Douglas A. McIntyre is the co-founder, chief executive officer and editor in chief of 24/7 Wall St. and 24/7 Tempo. He has held these jobs since 2006.

McIntyre has written thousands of articles for 24/7 Wall St. He is an expert on corporate finance, the automotive industry, media companies and international finance. He has edited articles on national demographics, sports, personal income and travel.

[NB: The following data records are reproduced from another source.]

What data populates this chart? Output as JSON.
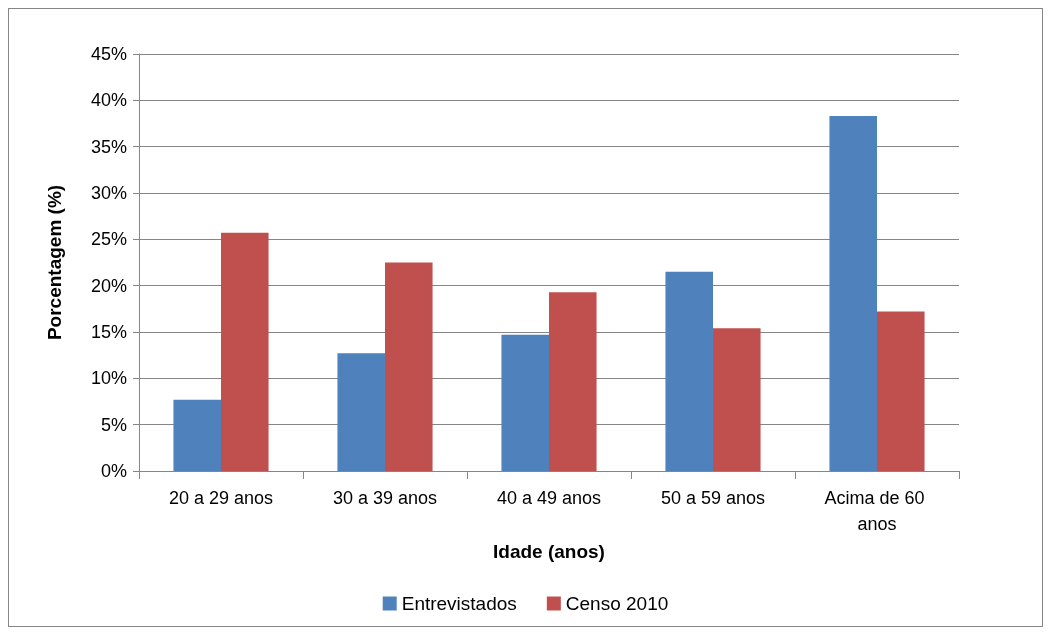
{
  "chart_data": {
    "type": "bar",
    "xlabel": "Idade (anos)",
    "ylabel": "Porcentagem (%)",
    "categories": [
      "20 a 29 anos",
      "30 a 39 anos",
      "40 a 49 anos",
      "50 a 59 anos",
      "Acima de 60 anos"
    ],
    "series": [
      {
        "name": "Entrevistados",
        "color": "#4f81bd",
        "values": [
          7.7,
          12.7,
          14.7,
          21.5,
          38.3
        ]
      },
      {
        "name": "Censo 2010",
        "color": "#c0504d",
        "values": [
          25.7,
          22.5,
          19.3,
          15.4,
          17.2
        ]
      }
    ],
    "ylim": [
      0,
      45
    ],
    "yticks": [
      {
        "value": 0,
        "label": "0%"
      },
      {
        "value": 5,
        "label": "5%"
      },
      {
        "value": 10,
        "label": "10%"
      },
      {
        "value": 15,
        "label": "15%"
      },
      {
        "value": 20,
        "label": "20%"
      },
      {
        "value": 25,
        "label": "25%"
      },
      {
        "value": 30,
        "label": "30%"
      },
      {
        "value": 35,
        "label": "35%"
      },
      {
        "value": 40,
        "label": "40%"
      },
      {
        "value": 45,
        "label": "45%"
      }
    ],
    "grid": "y",
    "legend": "bottom"
  }
}
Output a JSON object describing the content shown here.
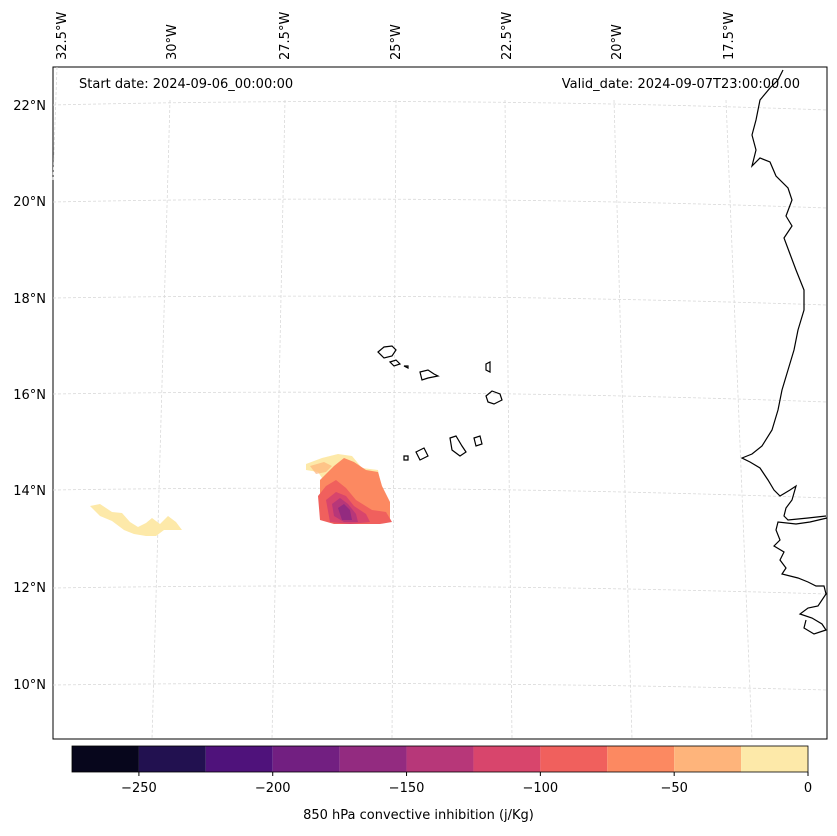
{
  "header": {
    "start_date": "Start date: 2024-09-06_00:00:00",
    "valid_date": "Valid_date: 2024-09-07T23:00:00.00"
  },
  "lon_labels": [
    "32.5°W",
    "30°W",
    "27.5°W",
    "25°W",
    "22.5°W",
    "20°W",
    "17.5°W"
  ],
  "lat_labels": [
    "22°N",
    "20°N",
    "18°N",
    "16°N",
    "14°N",
    "12°N",
    "10°N"
  ],
  "colorbar": {
    "label": "850 hPa convective inhibition (j/Kg)",
    "tick_labels": [
      "−250",
      "−200",
      "−150",
      "−100",
      "−50",
      "0"
    ],
    "bins": [
      -275,
      -250,
      -225,
      -200,
      -175,
      -150,
      -125,
      -100,
      -75,
      -50,
      -25,
      0
    ],
    "colors": [
      "#07061c",
      "#221150",
      "#4f127b",
      "#721f81",
      "#932b80",
      "#b73779",
      "#d8456c",
      "#f0605d",
      "#fc8961",
      "#feb47b",
      "#fde9a9"
    ]
  },
  "colors": {
    "coastline": "#000000",
    "gridline": "#d9d9d9"
  }
}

His work has been quoted or mentioned in The New York Times, The Wall Street Journal, Los Angeles Times, The Washington Post, NBC News, Time, The New Yorker, HuffPost USA Today, Business Insider, Yahoo, AOL, MarketWatch, The Atlantic, Bloomberg, New York Post, Chicago Tribune, Forbes, The Guardian and many other major publications. McIntyre has been a guest on CNBC, the BBC and television and radio stations across the country.

A magna cum laude graduate of Harvard College, McIntyre also was president of The Harvard Advocate. Founded in 1866, the Advocate is the oldest college publication in the United States.

TheStreet.com, Comps.com and Edgar Online are some of the public companies for which McIntyre served on the board of directors. He was a Vicinity Corporation board member when the company was sold to Microsoft in 2002. He served on the audit committees of some of these companies.

McIntyre has been the CEO of FutureSource, a provider of trading terminals and news to commodities and futures traders. He was president of Switchboard, the online phone directory company. He served as chairman and CEO of On2 Technologies, the video compression company that provided video compression software for Adobe’s Flash. Google bought On2 in 2009.